In recent years Pennsylvania has joined Missouri and Kansas as prime puppy mill country. The only difference between the dogs you describe and the ones in the pound are a cute website and the fact that the puppymiller has cut the middlemen (the broker and the store) out of the deal.
You can get a mixed breed pup of virtually any combination at a local shelter, and will be able to see in person how healthy and mentally and emotionally stable it is before adopting it. Genetic health will still be a crapshoot, but you will be saving a life, which is no small thing.
Interestingly, the Amish have taken on dog breeding as another cash crop and supply many of the pet stores in the Northeast. They view the dogs as livestock and treat them accordingly. This may or may not make things better than they are in the commercial mills in the midwest.

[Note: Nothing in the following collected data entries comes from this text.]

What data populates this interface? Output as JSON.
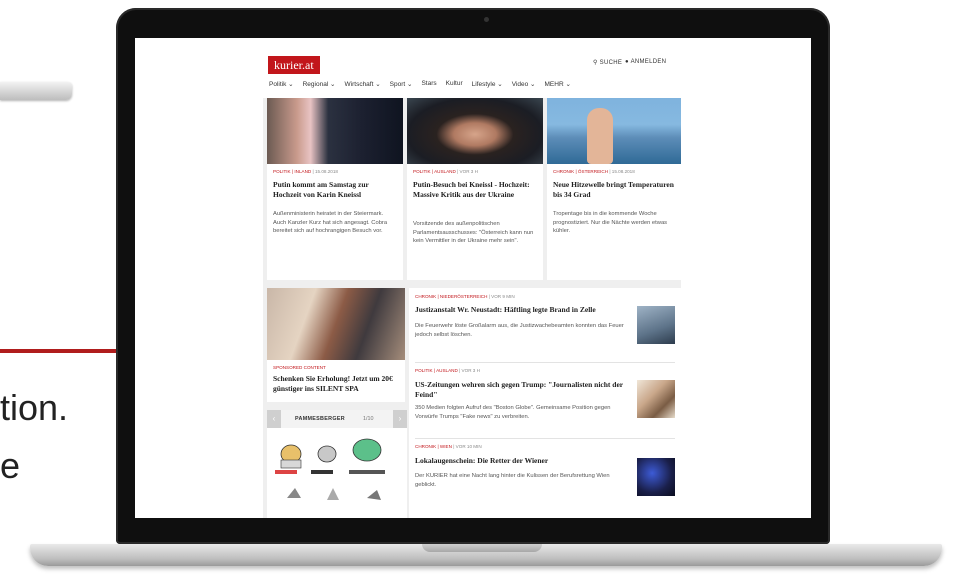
{
  "slide": {
    "text_line1": "tion.",
    "text_line2": "e"
  },
  "site": {
    "logo": "kurier.at",
    "search_label": "SUCHE",
    "login_label": "ANMELDEN",
    "nav": [
      "Politik ⌄",
      "Regional ⌄",
      "Wirtschaft ⌄",
      "Sport ⌄",
      "Stars",
      "Kultur",
      "Lifestyle ⌄",
      "Video ⌄",
      "MEHR ⌄"
    ],
    "top_articles": [
      {
        "section": "POLITIK | INLAND",
        "date": " | 15.08.2018",
        "headline": "Putin kommt am Samstag zur Hochzeit von Karin Kneissl",
        "teaser": "Außenministerin heiratet in der Steiermark. Auch Kanzler Kurz hat sich angesagt. Cobra bereitet sich auf hochrangigen Besuch vor."
      },
      {
        "section": "POLITIK | AUSLAND",
        "date": " | vor 3 h",
        "headline": "Putin-Besuch bei Kneissl - Hochzeit: Massive Kritik aus der Ukraine",
        "teaser": "Vorsitzende des außenpolitischen Parlamentsausschusses: \"Österreich kann nun kein Vermittler in der Ukraine mehr sein\"."
      },
      {
        "section": "CHRONIK | ÖSTERREICH",
        "date": " | 15.08.2018",
        "headline": "Neue Hitzewelle bringt Temperaturen bis 34 Grad",
        "teaser": "Tropentage bis in die kommende Woche prognostiziert. Nur die Nächte werden etwas kühler."
      }
    ],
    "sponsored": {
      "label": "SPONSORED CONTENT",
      "headline": "Schenken Sie Erholung! Jetzt um 20€ günstiger ins SILENT SPA"
    },
    "paper": {
      "title": "PAMMESBERGER",
      "count": "1/10",
      "prev": "‹",
      "next": "›"
    },
    "list_articles": [
      {
        "section": "CHRONIK | NIEDERÖSTERREICH",
        "date": " | vor 9 min",
        "headline": "Justizanstalt Wr. Neustadt: Häftling legte Brand in Zelle",
        "teaser": "Die Feuerwehr löste Großalarm aus, die Justizwachebeamten konnten das Feuer jedoch selbst löschen."
      },
      {
        "section": "POLITIK | AUSLAND",
        "date": " | vor 3 h",
        "headline": "US-Zeitungen wehren sich gegen Trump: \"Journalisten nicht der Feind\"",
        "teaser": "350 Medien folgten Aufruf des \"Boston Globe\". Gemeinsame Position gegen Vorwürfe Trumps \"Fake news\" zu verbreiten."
      },
      {
        "section": "CHRONIK | WIEN",
        "date": " | vor 10 min",
        "headline": "Lokalaugenschein: Die Retter der Wiener",
        "teaser": "Der KURIER hat eine Nacht lang hinter die Kulissen der Berufsrettung Wien geblickt."
      }
    ]
  },
  "colors": {
    "accent": "#c2161b",
    "annotation": "#b01d1d"
  }
}
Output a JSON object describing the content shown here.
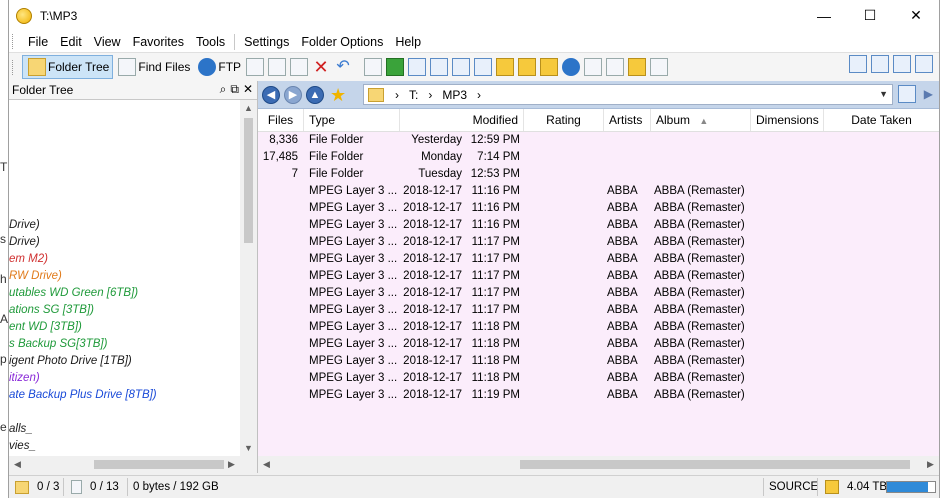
{
  "window": {
    "title": "T:\\MP3",
    "minimize": "—",
    "maximize": "☐",
    "close": "✕"
  },
  "menu": [
    "File",
    "Edit",
    "View",
    "Favorites",
    "Tools",
    "Settings",
    "Folder Options",
    "Help"
  ],
  "toolbar": {
    "folder_tree": "Folder Tree",
    "find_files": "Find Files",
    "ftp": "FTP"
  },
  "tree": {
    "header": "Folder Tree",
    "items": [
      {
        "text": "Drive)",
        "color": "#1a1a1a"
      },
      {
        "text": "Drive)",
        "color": "#1a1a1a"
      },
      {
        "text": "em M2)",
        "color": "#d03030"
      },
      {
        "text": "RW Drive)",
        "color": "#e07a1a"
      },
      {
        "text": "utables WD Green [6TB])",
        "color": "#1f9a3a"
      },
      {
        "text": "ations SG [3TB])",
        "color": "#1f9a3a"
      },
      {
        "text": "ent WD [3TB])",
        "color": "#1f9a3a"
      },
      {
        "text": "s Backup SG[3TB])",
        "color": "#1f9a3a"
      },
      {
        "text": "igent Photo Drive [1TB])",
        "color": "#1a1a1a"
      },
      {
        "text": "itizen)",
        "color": "#8a2bd8"
      },
      {
        "text": "ate Backup Plus Drive [8TB])",
        "color": "#1a4ad8"
      },
      {
        "text": "",
        "color": "#1a1a1a"
      },
      {
        "text": "alls_",
        "color": "#1a1a1a"
      },
      {
        "text": "vies_",
        "color": "#1a1a1a"
      }
    ]
  },
  "address": {
    "drive": "T:",
    "folder": "MP3",
    "sep1": "›",
    "sep2": "›",
    "sep3": "›"
  },
  "columns": {
    "files": "Files",
    "type": "Type",
    "modified": "Modified",
    "rating": "Rating",
    "artists": "Artists",
    "album": "Album",
    "dimensions": "Dimensions",
    "date_taken": "Date Taken"
  },
  "rows": [
    {
      "files": "8,336",
      "type": "File Folder",
      "date": "Yesterday",
      "time": "12:59 PM",
      "artists": "",
      "album": ""
    },
    {
      "files": "17,485",
      "type": "File Folder",
      "date": "Monday",
      "time": "7:14 PM",
      "artists": "",
      "album": ""
    },
    {
      "files": "7",
      "type": "File Folder",
      "date": "Tuesday",
      "time": "12:53 PM",
      "artists": "",
      "album": ""
    },
    {
      "files": "",
      "type": "MPEG Layer 3 ...",
      "date": "2018-12-17",
      "time": "11:16 PM",
      "artists": "ABBA",
      "album": "ABBA (Remaster)"
    },
    {
      "files": "",
      "type": "MPEG Layer 3 ...",
      "date": "2018-12-17",
      "time": "11:16 PM",
      "artists": "ABBA",
      "album": "ABBA (Remaster)"
    },
    {
      "files": "",
      "type": "MPEG Layer 3 ...",
      "date": "2018-12-17",
      "time": "11:16 PM",
      "artists": "ABBA",
      "album": "ABBA (Remaster)"
    },
    {
      "files": "",
      "type": "MPEG Layer 3 ...",
      "date": "2018-12-17",
      "time": "11:17 PM",
      "artists": "ABBA",
      "album": "ABBA (Remaster)"
    },
    {
      "files": "",
      "type": "MPEG Layer 3 ...",
      "date": "2018-12-17",
      "time": "11:17 PM",
      "artists": "ABBA",
      "album": "ABBA (Remaster)"
    },
    {
      "files": "",
      "type": "MPEG Layer 3 ...",
      "date": "2018-12-17",
      "time": "11:17 PM",
      "artists": "ABBA",
      "album": "ABBA (Remaster)"
    },
    {
      "files": "",
      "type": "MPEG Layer 3 ...",
      "date": "2018-12-17",
      "time": "11:17 PM",
      "artists": "ABBA",
      "album": "ABBA (Remaster)"
    },
    {
      "files": "",
      "type": "MPEG Layer 3 ...",
      "date": "2018-12-17",
      "time": "11:17 PM",
      "artists": "ABBA",
      "album": "ABBA (Remaster)"
    },
    {
      "files": "",
      "type": "MPEG Layer 3 ...",
      "date": "2018-12-17",
      "time": "11:18 PM",
      "artists": "ABBA",
      "album": "ABBA (Remaster)"
    },
    {
      "files": "",
      "type": "MPEG Layer 3 ...",
      "date": "2018-12-17",
      "time": "11:18 PM",
      "artists": "ABBA",
      "album": "ABBA (Remaster)"
    },
    {
      "files": "",
      "type": "MPEG Layer 3 ...",
      "date": "2018-12-17",
      "time": "11:18 PM",
      "artists": "ABBA",
      "album": "ABBA (Remaster)"
    },
    {
      "files": "",
      "type": "MPEG Layer 3 ...",
      "date": "2018-12-17",
      "time": "11:18 PM",
      "artists": "ABBA",
      "album": "ABBA (Remaster)"
    },
    {
      "files": "",
      "type": "MPEG Layer 3 ...",
      "date": "2018-12-17",
      "time": "11:19 PM",
      "artists": "ABBA",
      "album": "ABBA (Remaster)"
    }
  ],
  "status": {
    "folders": "0 / 3",
    "files": "0 / 13",
    "size": "0 bytes / 192 GB",
    "source": "SOURCE",
    "free": "4.04 TB",
    "usage_fraction": 0.85
  },
  "colors": {
    "list_bg": "#fbedfb",
    "address_bg": "#c5d5ea",
    "usage_bar": "#2f8ad8"
  }
}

Because of the insular nature of the communities, it's even harder to see what conditions are for the dogs kept there.
A true "breeder" is someone who has devoted their life to a breed -- she shows her dogs to have them evaluated for quality by third parties, she knows the health and temperament history going back generations on the dogs in the pedigree, and performs extensive (and expensive) health testing to rule out carrying any potential screenable genetic diseases forward into the future.
I'm not a small dog person, but there are genetic diseases in pretty much every breed of dog (and with a mix you can double up on the variety of things to be worried about). Someone who is devoted to the breed will be testing parents and eliminating dogs from the gene pool who carry an identifiable gene, or demonstrate through other health testing (echocardiograms, electrocardiograms, etc.) that they are at high risk.
And yet in most breeds, a purebred dog from a conscientious breeder will cost LESS than the puppy mill dog in the pet store. Probably more than the one sold direct from the puppy mill, but along with the puppy you'll have a little more peace of mind AND a mentor to stand by the pup as it gets older and you need help.
Commercial dog farms take dogs of (probably) the same breed and simply breed them until they drop. If the stud dog drops dead at 2 from an inheritable disease that could have been identified at his 6 month checkup with a blood draw, they don't care -- they got a year and a half of breeding out of him. If their favorite breeding female (gets pregnant every time and has large litters easily) is a vicious snarling beast -- what's it to them? It's not like anybody has to touch her to hose out her cage once a day.